Unless the custodianship has been extended or the custodian has been granted continuing authority over the assets in the UTMA/UGMA Account (e.g., through a power of attorney), generally the custodian does not have authority over the assets in the UTMA/UGMA Account after the beneficiary reaches the relevant age. Accordingly, FINRA expects member firms to take steps to verify whether the custodian has authority to manage assets in the UTMA/UGMA Account after the beneficiary reaches the relevant age, such as communicating with the custodian and any assigned registered representative in advance of the beneficiary reaching the relevant age. Failure to so verify may result in improperly permitting the custodian to manage assets in the UTMA/UGMA Account.

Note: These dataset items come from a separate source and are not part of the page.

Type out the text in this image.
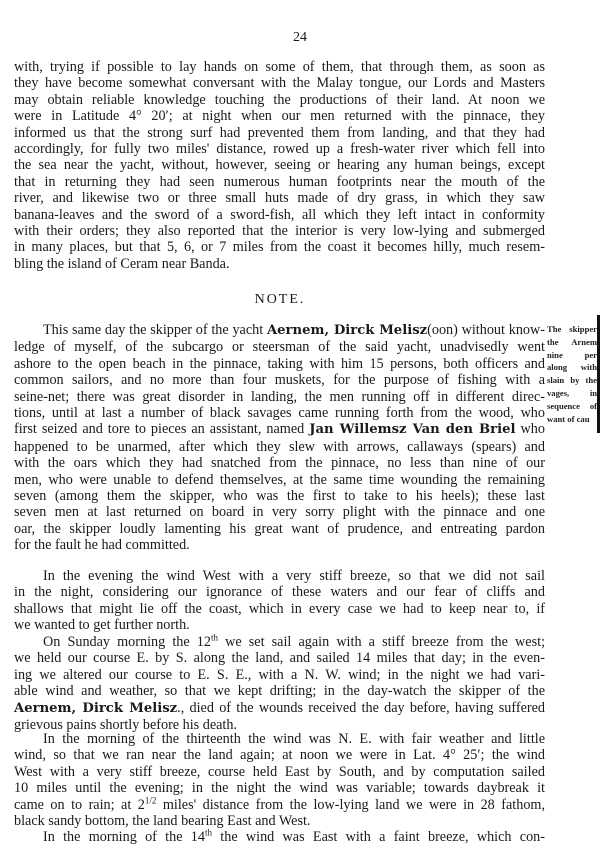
24
with, trying if possible to lay hands on some of them, that through them, as soon as
they have become somewhat conversant with the Malay tongue, our Lords and Masters
may obtain reliable knowledge touching the productions of their land. At noon we
were in Latitude 4° 20′; at night when our men returned with the pinnace, they
informed us that the strong surf had prevented them from landing, and that they had
accordingly, for fully two miles' distance, rowed up a fresh-water river which fell into
the sea near the yacht, without, however, seeing or hearing any human beings, except
that in returning they had seen numerous human footprints near the mouth of the
river, and likewise two or three small huts made of dry grass, in which they saw
banana-leaves and the sword of a sword-fish, all which they left intact in conformity
with their orders; they also reported that the interior is very low-lying and submerged
in many places, but that 5, 6, or 7 miles from the coast it becomes hilly, much resem-
bling the island of Ceram near Banda.
NOTE.
This same day the skipper of the yacht Aernem, Dirck Melisz(oon) without know-
ledge of myself, of the subcargo or steersman of the said yacht, unadvisedly went
ashore to the open beach in the pinnace, taking with him 15 persons, both officers and
common sailors, and no more than four muskets, for the purpose of fishing with a
seine-net; there was great disorder in landing, the men running off in different direc-
tions, until at last a number of black savages came running forth from the wood, who
first seized and tore to pieces an assistant, named Jan Willemsz Van den Briel who
happened to be unarmed, after which they slew with arrows, callaways (spears) and
with the oars which they had snatched from the pinnace, no less than nine of our
men, who were unable to defend themselves, at the same time wounding the remaining
seven (among them the skipper, who was the first to take to his heels); these last
seven men at last returned on board in very sorry plight with the pinnace and one
oar, the skipper loudly lamenting his great want of prudence, and entreating pardon
for the fault he had committed.
In the evening the wind West with a very stiff breeze, so that we did not sail
in the night, considering our ignorance of these waters and our fear of cliffs and
shallows that might lie off the coast, which in every case we had to keep near to, if
we wanted to get further north.
On Sunday morning the 12th we set sail again with a stiff breeze from the west;
we held our course E. by S. along the land, and sailed 14 miles that day; in the even-
ing we altered our course to E. S. E., with a N. W. wind; in the night we had vari-
able wind and weather, so that we kept drifting; in the day-watch the skipper of the
Aernem, Dirck Melisz., died of the wounds received the day before, having suffered
grievous pains shortly before his death.
In the morning of the thirteenth the wind was N. E. with fair weather and little
wind, so that we ran near the land again; at noon we were in Lat. 4° 25′; the wind
West with a very stiff breeze, course held East by South, and by computation sailed
10 miles until the evening; in the night the wind was variable; towards daybreak it
came on to rain; at $2^{1/2}$ miles' distance from the low-lying land we were in 28 fathom,
black sandy bottom, the land bearing East and West.
In the morning of the 14th the wind was East with a faint breeze, which con-
The skipper
the Arnem
nine per
along with
slain by the
vages, in
sequence of
want of cau
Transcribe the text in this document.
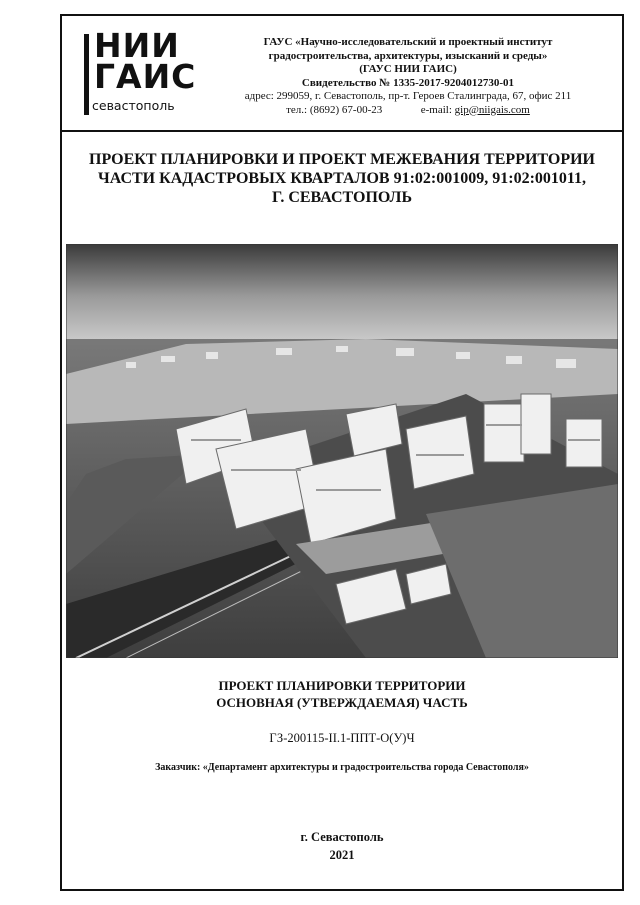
НИИ
ГАИС
севастополь
ГАУС «Научно-исследовательский и проектный институт
градостроительства, архитектуры, изысканий и среды»
(ГАУС НИИ ГАИС)
Свидетельство № 1335-2017-9204012730-01
адрес: 299059, г. Севастополь, пр-т. Героев Сталинграда, 67, офис 211
тел.: (8692) 67-00-23	e-mail: gip@niigais.com
ПРОЕКТ ПЛАНИРОВКИ И ПРОЕКТ МЕЖЕВАНИЯ ТЕРРИТОРИИ
ЧАСТИ КАДАСТРОВЫХ КВАРТАЛОВ 91:02:001009, 91:02:001011,
Г. СЕВАСТОПОЛЬ
ПРОЕКТ ПЛАНИРОВКИ ТЕРРИТОРИИ
ОСНОВНАЯ (УТВЕРЖДАЕМАЯ) ЧАСТЬ
ГЗ-200115-II.1-ППТ-О(У)Ч
Заказчик: «Департамент архитектуры и градостроительства города Севастополя»
г. Севастополь
2021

FINRA has observed member firms with effective supervisory systems and procedures for UTMA/UGMA Accounts, including

  • Tracking custodianship termination – Having a system for recording UTMA/UGMA Account beneficiaries’ ages and maintaining automated tools to track when a beneficiary reaches the age at which the custodianship terminates.
  • Notifying registered representatives – Providing assigned registered representatives with automated alerts at certain times (g., 30 to 90 days) before a beneficiary reaches the relevant age and requiring the registered representatives to communicate with the custodian about the upcoming transfer of custodial property.

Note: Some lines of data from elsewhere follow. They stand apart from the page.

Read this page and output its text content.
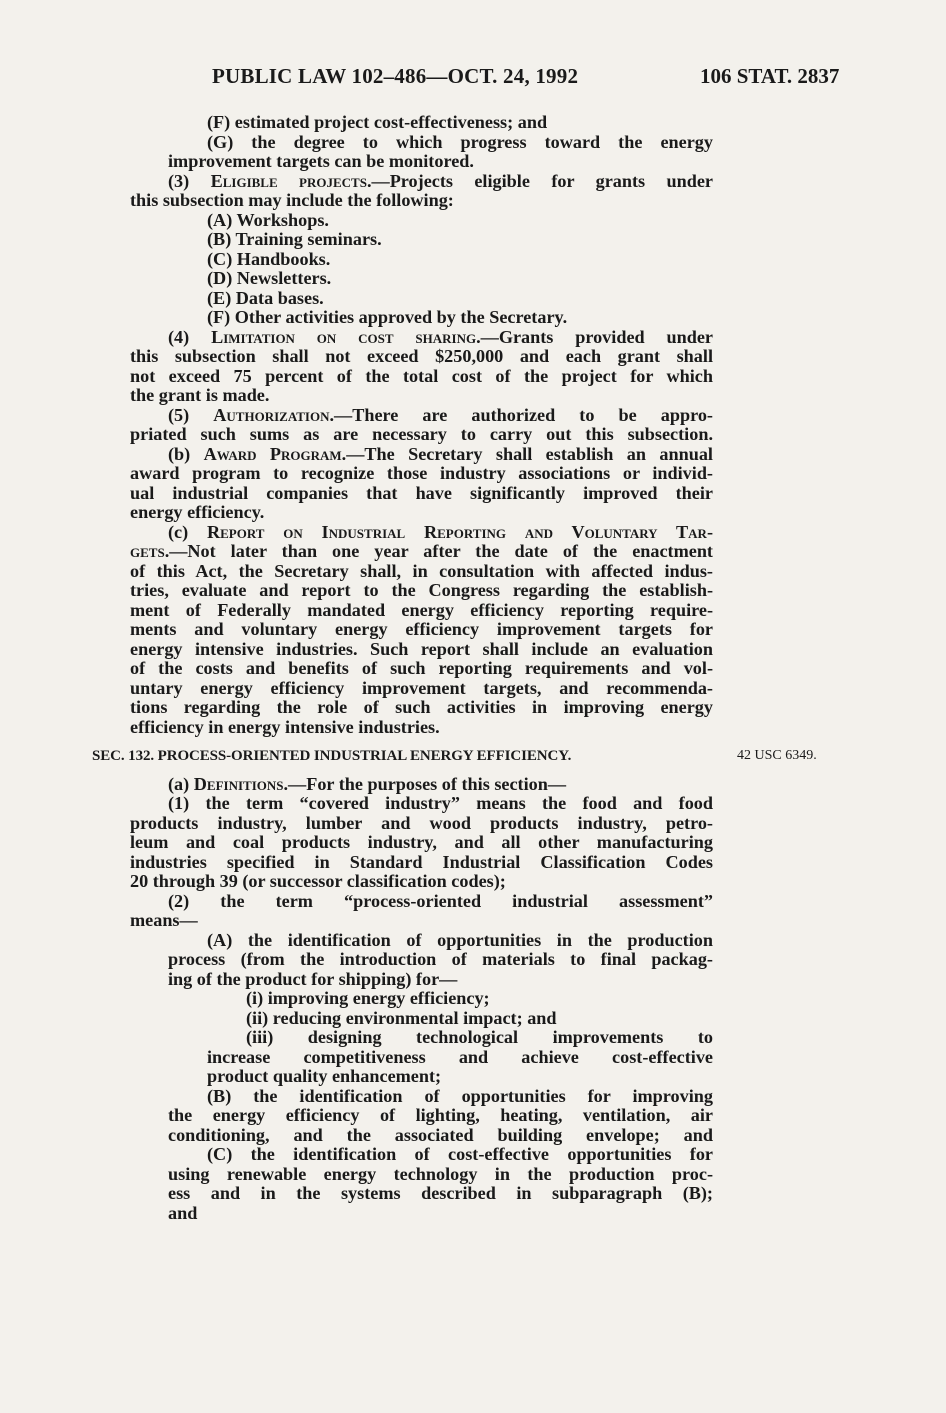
PUBLIC LAW 102–486—OCT. 24, 1992	106 STAT. 2837
(F) estimated project cost-effectiveness; and
(G) the degree to which progress toward the energy
improvement targets can be monitored.
(3) Eligible projects.—Projects eligible for grants under
this subsection may include the following:
(A) Workshops.
(B) Training seminars.
(C) Handbooks.
(D) Newsletters.
(E) Data bases.
(F) Other activities approved by the Secretary.
(4) Limitation on cost sharing.—Grants provided under
this subsection shall not exceed $250,000 and each grant shall
not exceed 75 percent of the total cost of the project for which
the grant is made.
(5) Authorization.—There are authorized to be appro-
priated such sums as are necessary to carry out this subsection.
(b) Award Program.—The Secretary shall establish an annual
award program to recognize those industry associations or individ-
ual industrial companies that have significantly improved their
energy efficiency.
(c) Report on Industrial Reporting and Voluntary Tar-
gets.—Not later than one year after the date of the enactment
of this Act, the Secretary shall, in consultation with affected indus-
tries, evaluate and report to the Congress regarding the establish-
ment of Federally mandated energy efficiency reporting require-
ments and voluntary energy efficiency improvement targets for
energy intensive industries. Such report shall include an evaluation
of the costs and benefits of such reporting requirements and vol-
untary energy efficiency improvement targets, and recommenda-
tions regarding the role of such activities in improving energy
efficiency in energy intensive industries.
SEC. 132. PROCESS-ORIENTED INDUSTRIAL ENERGY EFFICIENCY.
(a) Definitions.—For the purposes of this section—
(1) the term “covered industry” means the food and food
products industry, lumber and wood products industry, petro-
leum and coal products industry, and all other manufacturing
industries specified in Standard Industrial Classification Codes
20 through 39 (or successor classification codes);
(2) the term “process-oriented industrial assessment”
means—
(A) the identification of opportunities in the production
process (from the introduction of materials to final packag-
ing of the product for shipping) for—
(i) improving energy efficiency;
(ii) reducing environmental impact; and
(iii) designing technological improvements to
increase competitiveness and achieve cost-effective
product quality enhancement;
(B) the identification of opportunities for improving
the energy efficiency of lighting, heating, ventilation, air
conditioning, and the associated building envelope; and
(C) the identification of cost-effective opportunities for
using renewable energy technology in the production proc-
ess and in the systems described in subparagraph (B);
and
42 USC 6349.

  • Notifying custodians – Providing notifications or other communications to custodians to advise them that beneficiaries were approaching the relevant age for custodianship termination and discussing what would happen after that date.
  • Verifying authority – Verifying whether the custodian had the authority to manage assets in the UTMA/UGMA Account after the beneficiary reached the relevant age and, if not, having a system in place that prohibits the custodian from managing assets in the UTMA/UGMA Account.

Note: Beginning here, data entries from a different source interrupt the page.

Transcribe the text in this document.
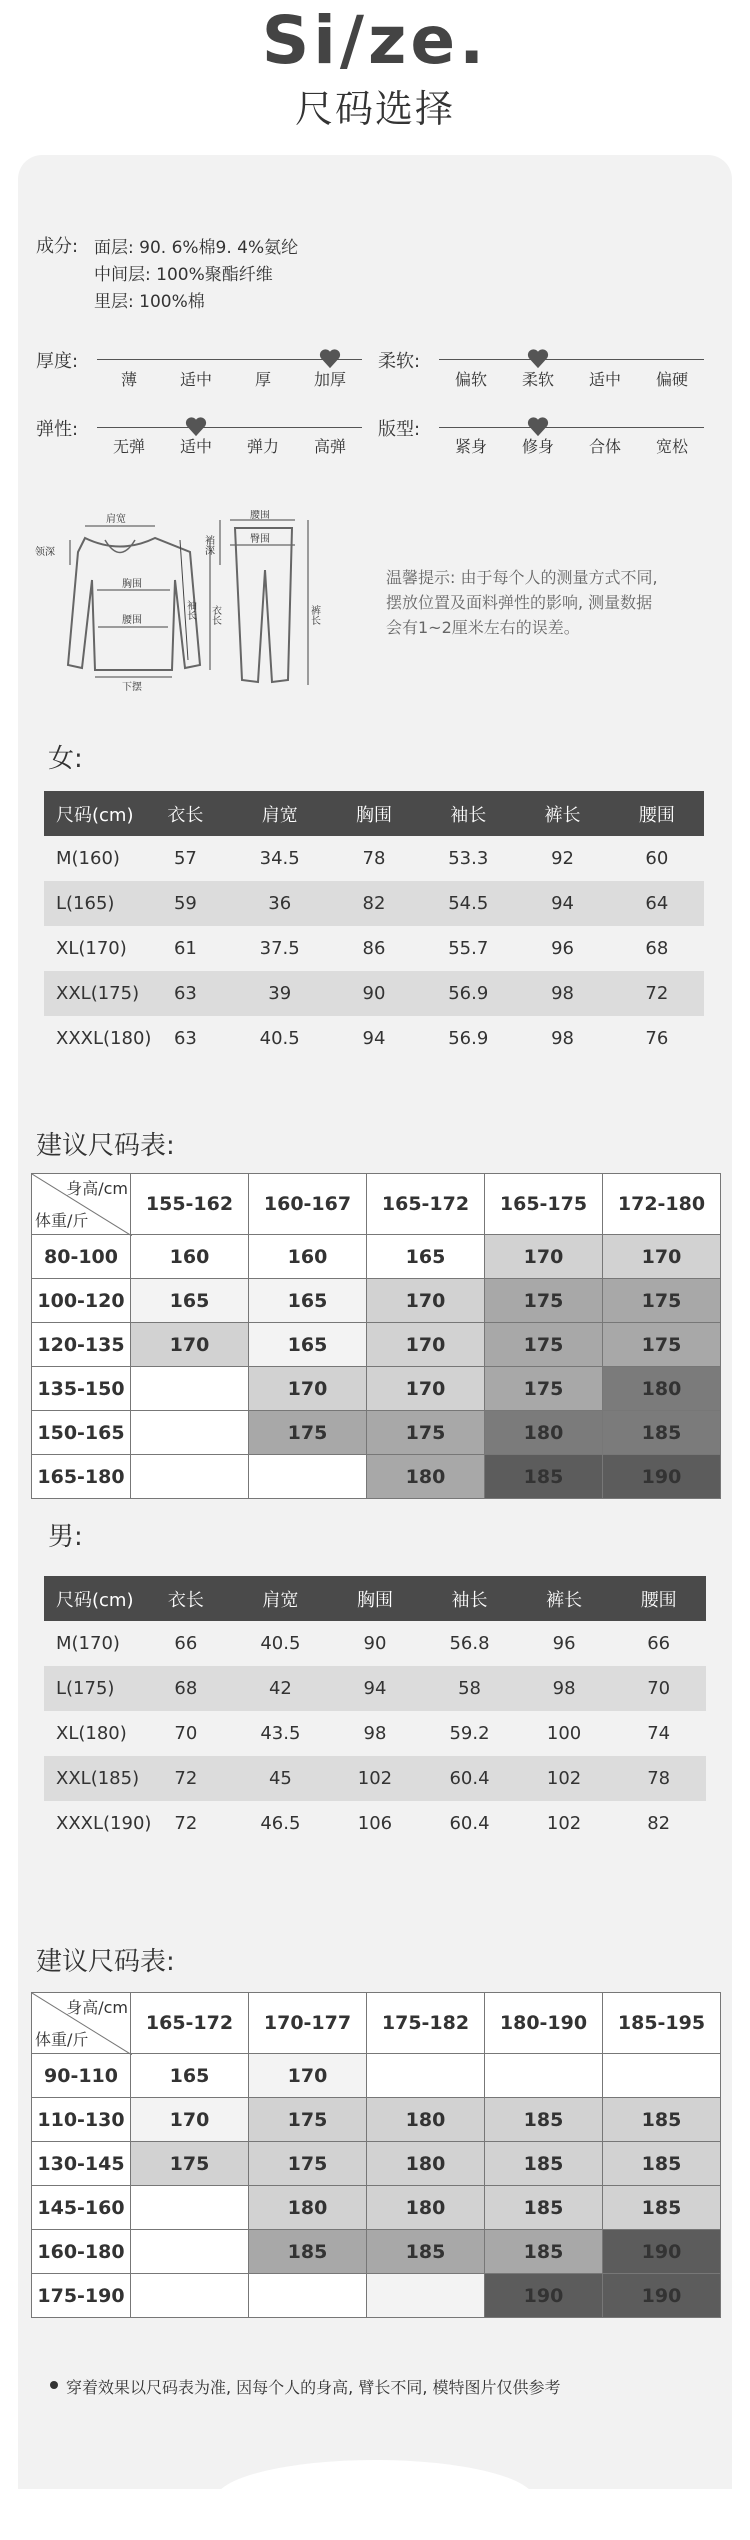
Si/ze.
尺码选择
成分: 面层: 90. 6%棉9. 4%氨纶
中间层: 100%聚酯纤维
里层: 100%棉
厚度:
薄	适中	厚	加厚
柔软:
偏软 柔软 适中 偏硬
弹性:
无弹 适中 弹力 高弹
版型:
紧身 修身 合体 宽松
肩宽
领深
胸围
腰围
下摆
袖长 衣长
腰围
臀围
裆深
裤长
温馨提示: 由于每个人的测量方式不同,
摆放位置及面料弹性的影响, 测量数据
会有1~2厘米左右的误差。
女:
尺码(cm)	衣长	肩宽	胸围	袖长	裤长	腰围
M(160)	57	34.5	78	53.3	92	60
L(165)	59	36	82	54.5	94	64
XL(170)	61	37.5	86	55.7	96	68
XXL(175)	63	39	90	56.9	98	72
XXXL(180)	63	40.5	94	56.9	98	76
建议尺码表:
身高/cm
体重/斤	155-162	160-167	165-172	165-175	172-180
80-100	160	160	165	170	170
100-120	165	165	170	175	175
120-135	170	165	170	175	175
135-150		170	170	175	180
150-165		175	175	180	185
165-180			180	185	190
男:
尺码(cm)	衣长	肩宽	胸围	袖长	裤长	腰围
M(170)	66	40.5	90	56.8	96	66
L(175)	68	42	94	58	98	70
XL(180)	70	43.5	98	59.2	100	74
XXL(185)	72	45	102	60.4	102	78
XXXL(190)	72	46.5	106	60.4	102	82
建议尺码表:
身高/cm
体重/斤	165-172	170-177	175-182	180-190	185-195
90-110	165	170			
110-130	170	175	180	185	185
130-145	175	175	180	185	185
145-160		180	180	185	185
160-180		185	185	185	190
175-190				190	190
穿着效果以尺码表为准, 因每个人的身高, 臂长不同, 模特图片仅供参考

  • Account documentation – Having a system that incorporates the date of termination of the custodianship in the UTMA/UGMA Account titles and retitling UTMA/UGMA Accounts or creating new accounts in the name of the beneficiary after the custodianship terminates.

Endnotes


  1. Member firms are reminded that a custodian for an UTMA/UGMA Account has a different role and responsibilities as compared to a broker-dealer that is responsible for safeguarding customer assets pursuant to the securities laws. For example, if a parent (donor) donates assets to a child in an UTMA/UGMA Account, the parent (rather than the broker-dealer who is opening the account to hold the assets) may be the “custodian” of the UTMA/UGMA Account as that term is used in this context, and the child is the beneficiary.
  2. UTMA and the relevant state statutes generally refer to the “termination” of the custodianship. See, e.g., Section 20 of UTMA and Mass. Gen. Laws ch. 201A, § 20.  Section 20 (Termination of Custodianship) of UTMA states “[t]he custodian shall transfer in an appropriate manner the custodial property to the minor or to the minor’s estate upon the earlier of: (1) the minor’s attainment of 21 years of age with respect to custodial property transferred under Section 4 or 5; (2) the minor’s attainment of [majority under the laws of this State other than this [Act]] [age 18 or other statutory age of majority of Enacting State] with respect to custodial property transferred under Section 6 or 7; or (3) the minor’s death.”
  3. See Fla. Stat. § 710.123.
  4. See Wyo. Stat. § 34-13-139.
  5. See Supplementary Material .01 to Rule 2090.
  6. See FINRA Regulatory Notice 11-02 (January 2011) (SEC Approves Consolidated FINRA Rules Governing Know-Your-Customer and Suitability Obligations).
  7. See 2019 Report on Examination Findings and Observations.
  8. See FINRA press release “FINRA Sanctions Five Firms for Failing to Reasonably Supervise Custodial Accounts” (December 26, 2019).
  9. See 2019 Report on Examination Findings and Observations.